Web service providers often require an identifier for each user. This identifier requirement originates from the provider’s user authentication mechanism. The provider then uses each identifier as the key to stored sensitive data relating to an individual service user.

A Web service user will typically interact with many Web service providers. Hence, each Web service user will need to maintain many identifiers, regardless of whether the user use specialized application Web service clients, a general application Web services client (i.e. browser-based) or some mixture of these two client types. Service providers often capture the same sensitive information, such as address, personal preferences, and financial data. This duplicated, distributed data is apt to become stale, as each user’s sensitive information may be volatile.

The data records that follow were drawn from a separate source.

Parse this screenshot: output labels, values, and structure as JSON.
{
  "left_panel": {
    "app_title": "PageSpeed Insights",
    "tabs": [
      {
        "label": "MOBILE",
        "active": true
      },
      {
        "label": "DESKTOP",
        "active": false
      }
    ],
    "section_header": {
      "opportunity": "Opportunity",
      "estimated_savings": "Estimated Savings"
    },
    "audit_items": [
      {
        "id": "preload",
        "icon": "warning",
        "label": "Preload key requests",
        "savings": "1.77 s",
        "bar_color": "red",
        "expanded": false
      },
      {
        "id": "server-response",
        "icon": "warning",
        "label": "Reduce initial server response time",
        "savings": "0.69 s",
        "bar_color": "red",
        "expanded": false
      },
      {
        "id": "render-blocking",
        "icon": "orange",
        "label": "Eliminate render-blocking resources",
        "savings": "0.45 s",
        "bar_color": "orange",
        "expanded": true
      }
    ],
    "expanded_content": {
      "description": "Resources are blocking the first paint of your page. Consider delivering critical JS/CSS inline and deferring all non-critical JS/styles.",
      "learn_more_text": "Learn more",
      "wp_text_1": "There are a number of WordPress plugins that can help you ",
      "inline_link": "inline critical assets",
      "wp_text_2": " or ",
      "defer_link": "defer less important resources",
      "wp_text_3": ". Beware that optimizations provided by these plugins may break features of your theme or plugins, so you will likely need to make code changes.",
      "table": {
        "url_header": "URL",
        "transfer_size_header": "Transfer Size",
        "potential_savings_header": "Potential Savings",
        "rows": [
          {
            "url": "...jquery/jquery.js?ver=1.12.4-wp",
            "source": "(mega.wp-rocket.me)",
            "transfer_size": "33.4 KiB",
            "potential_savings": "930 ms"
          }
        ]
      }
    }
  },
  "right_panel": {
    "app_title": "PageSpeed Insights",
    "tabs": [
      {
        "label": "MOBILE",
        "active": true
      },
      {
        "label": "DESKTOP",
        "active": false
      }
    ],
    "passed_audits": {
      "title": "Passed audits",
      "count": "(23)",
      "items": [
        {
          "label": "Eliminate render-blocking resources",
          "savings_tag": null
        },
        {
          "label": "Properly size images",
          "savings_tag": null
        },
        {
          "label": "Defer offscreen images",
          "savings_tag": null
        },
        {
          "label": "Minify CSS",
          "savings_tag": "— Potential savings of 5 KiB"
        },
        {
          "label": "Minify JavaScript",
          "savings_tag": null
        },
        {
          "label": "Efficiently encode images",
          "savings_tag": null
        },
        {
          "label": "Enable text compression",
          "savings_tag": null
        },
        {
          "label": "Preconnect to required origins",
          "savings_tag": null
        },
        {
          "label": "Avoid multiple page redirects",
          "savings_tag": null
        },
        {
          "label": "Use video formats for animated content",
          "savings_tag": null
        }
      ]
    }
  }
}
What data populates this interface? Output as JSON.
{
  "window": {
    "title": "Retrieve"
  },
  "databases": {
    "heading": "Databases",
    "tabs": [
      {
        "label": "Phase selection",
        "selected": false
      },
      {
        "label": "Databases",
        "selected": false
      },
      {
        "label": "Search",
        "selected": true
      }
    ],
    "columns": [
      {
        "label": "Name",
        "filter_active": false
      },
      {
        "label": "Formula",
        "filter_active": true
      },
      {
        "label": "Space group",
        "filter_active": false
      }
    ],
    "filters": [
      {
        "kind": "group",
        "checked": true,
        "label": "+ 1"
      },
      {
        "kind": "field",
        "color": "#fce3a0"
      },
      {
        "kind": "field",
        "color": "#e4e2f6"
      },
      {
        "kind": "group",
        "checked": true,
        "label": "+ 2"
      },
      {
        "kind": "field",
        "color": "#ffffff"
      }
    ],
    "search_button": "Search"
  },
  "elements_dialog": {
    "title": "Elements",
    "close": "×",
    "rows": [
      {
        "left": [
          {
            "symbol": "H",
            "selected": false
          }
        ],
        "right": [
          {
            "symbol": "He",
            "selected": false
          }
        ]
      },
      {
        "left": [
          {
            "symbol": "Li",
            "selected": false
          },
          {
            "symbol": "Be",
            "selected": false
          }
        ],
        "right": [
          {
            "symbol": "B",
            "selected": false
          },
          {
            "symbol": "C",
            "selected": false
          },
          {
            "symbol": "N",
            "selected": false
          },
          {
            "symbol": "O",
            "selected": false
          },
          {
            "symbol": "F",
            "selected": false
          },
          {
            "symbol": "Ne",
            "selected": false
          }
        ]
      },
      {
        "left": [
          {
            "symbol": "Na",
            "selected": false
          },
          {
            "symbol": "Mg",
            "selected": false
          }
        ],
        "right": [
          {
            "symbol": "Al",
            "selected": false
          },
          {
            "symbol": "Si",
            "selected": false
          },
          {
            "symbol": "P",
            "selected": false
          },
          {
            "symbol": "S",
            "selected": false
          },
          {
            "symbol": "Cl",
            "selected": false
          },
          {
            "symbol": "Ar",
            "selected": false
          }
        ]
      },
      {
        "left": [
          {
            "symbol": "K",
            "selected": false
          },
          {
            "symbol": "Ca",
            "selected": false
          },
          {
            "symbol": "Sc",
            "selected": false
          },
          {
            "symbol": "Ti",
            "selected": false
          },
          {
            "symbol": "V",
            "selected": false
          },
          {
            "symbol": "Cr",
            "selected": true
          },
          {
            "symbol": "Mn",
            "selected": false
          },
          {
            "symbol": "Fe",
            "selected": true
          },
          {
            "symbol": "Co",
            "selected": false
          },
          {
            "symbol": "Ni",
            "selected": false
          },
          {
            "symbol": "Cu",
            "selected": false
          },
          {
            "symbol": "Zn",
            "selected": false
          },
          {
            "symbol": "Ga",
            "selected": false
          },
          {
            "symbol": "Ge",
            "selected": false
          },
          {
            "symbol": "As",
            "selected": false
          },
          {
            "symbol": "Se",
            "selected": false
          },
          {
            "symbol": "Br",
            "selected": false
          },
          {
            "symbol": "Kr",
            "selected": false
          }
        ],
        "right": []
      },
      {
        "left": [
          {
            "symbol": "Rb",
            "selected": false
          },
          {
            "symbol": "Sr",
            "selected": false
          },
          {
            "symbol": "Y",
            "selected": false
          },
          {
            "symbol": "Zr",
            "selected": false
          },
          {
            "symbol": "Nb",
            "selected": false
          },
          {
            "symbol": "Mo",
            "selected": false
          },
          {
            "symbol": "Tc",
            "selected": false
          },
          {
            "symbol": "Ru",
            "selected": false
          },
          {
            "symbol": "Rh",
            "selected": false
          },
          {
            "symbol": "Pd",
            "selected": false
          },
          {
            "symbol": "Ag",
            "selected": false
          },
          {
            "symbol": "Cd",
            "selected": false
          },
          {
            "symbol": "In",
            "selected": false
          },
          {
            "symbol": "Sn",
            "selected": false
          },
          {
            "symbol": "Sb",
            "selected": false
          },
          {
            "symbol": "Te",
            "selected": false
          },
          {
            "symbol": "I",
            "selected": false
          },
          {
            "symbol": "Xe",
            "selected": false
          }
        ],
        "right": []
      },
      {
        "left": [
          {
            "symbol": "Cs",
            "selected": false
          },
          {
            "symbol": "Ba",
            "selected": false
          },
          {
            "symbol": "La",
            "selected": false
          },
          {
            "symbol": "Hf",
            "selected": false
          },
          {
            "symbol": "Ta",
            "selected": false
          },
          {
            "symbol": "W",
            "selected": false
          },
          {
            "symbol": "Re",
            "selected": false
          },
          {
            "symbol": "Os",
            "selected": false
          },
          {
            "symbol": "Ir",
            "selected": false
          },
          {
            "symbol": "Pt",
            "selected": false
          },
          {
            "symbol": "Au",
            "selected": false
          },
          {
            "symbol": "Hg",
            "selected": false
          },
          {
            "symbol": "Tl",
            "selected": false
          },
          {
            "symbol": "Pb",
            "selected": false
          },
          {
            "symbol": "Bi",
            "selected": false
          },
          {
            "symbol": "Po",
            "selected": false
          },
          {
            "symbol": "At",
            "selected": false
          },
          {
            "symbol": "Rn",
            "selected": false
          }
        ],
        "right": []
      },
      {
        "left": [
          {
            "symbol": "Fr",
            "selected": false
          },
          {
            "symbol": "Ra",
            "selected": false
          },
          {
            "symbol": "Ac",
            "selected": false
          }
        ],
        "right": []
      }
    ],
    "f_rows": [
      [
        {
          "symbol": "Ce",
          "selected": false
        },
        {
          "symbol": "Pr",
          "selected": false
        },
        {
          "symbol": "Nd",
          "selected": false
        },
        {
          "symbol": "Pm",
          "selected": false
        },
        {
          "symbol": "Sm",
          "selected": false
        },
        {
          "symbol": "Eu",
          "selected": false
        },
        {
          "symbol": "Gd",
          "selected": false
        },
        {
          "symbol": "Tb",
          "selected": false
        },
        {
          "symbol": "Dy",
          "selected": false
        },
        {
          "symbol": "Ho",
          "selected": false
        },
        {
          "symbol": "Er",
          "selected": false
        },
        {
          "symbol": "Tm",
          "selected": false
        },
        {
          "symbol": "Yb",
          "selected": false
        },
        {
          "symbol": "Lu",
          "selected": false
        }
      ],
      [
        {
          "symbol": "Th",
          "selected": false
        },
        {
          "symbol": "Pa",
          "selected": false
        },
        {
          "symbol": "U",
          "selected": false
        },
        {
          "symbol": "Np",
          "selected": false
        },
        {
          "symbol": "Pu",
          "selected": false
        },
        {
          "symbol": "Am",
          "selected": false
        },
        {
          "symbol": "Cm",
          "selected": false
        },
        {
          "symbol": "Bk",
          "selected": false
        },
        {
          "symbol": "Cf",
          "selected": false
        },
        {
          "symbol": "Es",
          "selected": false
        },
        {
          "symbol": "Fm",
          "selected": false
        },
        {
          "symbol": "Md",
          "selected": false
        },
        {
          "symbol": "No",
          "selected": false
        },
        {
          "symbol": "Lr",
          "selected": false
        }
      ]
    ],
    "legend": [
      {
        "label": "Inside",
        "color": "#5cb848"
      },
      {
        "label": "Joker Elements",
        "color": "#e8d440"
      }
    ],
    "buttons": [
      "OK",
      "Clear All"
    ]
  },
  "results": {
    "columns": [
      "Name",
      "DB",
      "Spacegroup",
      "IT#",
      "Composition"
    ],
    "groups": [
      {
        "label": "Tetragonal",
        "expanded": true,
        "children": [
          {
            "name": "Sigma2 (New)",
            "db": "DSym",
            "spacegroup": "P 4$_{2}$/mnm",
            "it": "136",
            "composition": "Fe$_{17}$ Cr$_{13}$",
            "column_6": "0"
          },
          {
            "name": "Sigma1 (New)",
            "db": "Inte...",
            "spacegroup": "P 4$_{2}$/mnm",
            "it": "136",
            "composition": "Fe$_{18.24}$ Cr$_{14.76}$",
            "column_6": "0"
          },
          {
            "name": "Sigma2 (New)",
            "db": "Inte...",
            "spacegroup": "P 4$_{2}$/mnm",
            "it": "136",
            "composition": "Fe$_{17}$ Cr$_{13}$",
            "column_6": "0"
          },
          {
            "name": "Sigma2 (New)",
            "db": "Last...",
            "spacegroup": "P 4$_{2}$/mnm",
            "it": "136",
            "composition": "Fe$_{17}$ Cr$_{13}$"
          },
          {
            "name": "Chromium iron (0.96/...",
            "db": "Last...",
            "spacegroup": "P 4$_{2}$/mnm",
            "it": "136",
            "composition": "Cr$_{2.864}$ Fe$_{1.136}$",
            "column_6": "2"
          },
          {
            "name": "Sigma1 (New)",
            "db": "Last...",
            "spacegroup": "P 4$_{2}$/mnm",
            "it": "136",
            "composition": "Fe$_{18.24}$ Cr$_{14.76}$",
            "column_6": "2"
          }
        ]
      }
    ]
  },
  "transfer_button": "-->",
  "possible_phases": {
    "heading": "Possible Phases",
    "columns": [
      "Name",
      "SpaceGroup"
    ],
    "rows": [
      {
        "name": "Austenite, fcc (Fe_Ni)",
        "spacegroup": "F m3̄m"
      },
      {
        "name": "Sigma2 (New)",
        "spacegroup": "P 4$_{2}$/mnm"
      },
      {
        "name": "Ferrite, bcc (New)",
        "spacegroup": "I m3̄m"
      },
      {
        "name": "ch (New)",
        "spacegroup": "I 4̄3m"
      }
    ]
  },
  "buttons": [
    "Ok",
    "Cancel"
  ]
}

A solution to these issues is to provide Web service users a federated network identity. A federated network identity will provide a Web service user a single repository for all online identities and sensitive information including preferences and purchasing habits. Architecturally, an identify provider fulfils the role of a federated network identity. Each Web service user can then administer his multiple identities. The identity provider will then securely share Identity and sensitive information with Web service providers discriminately.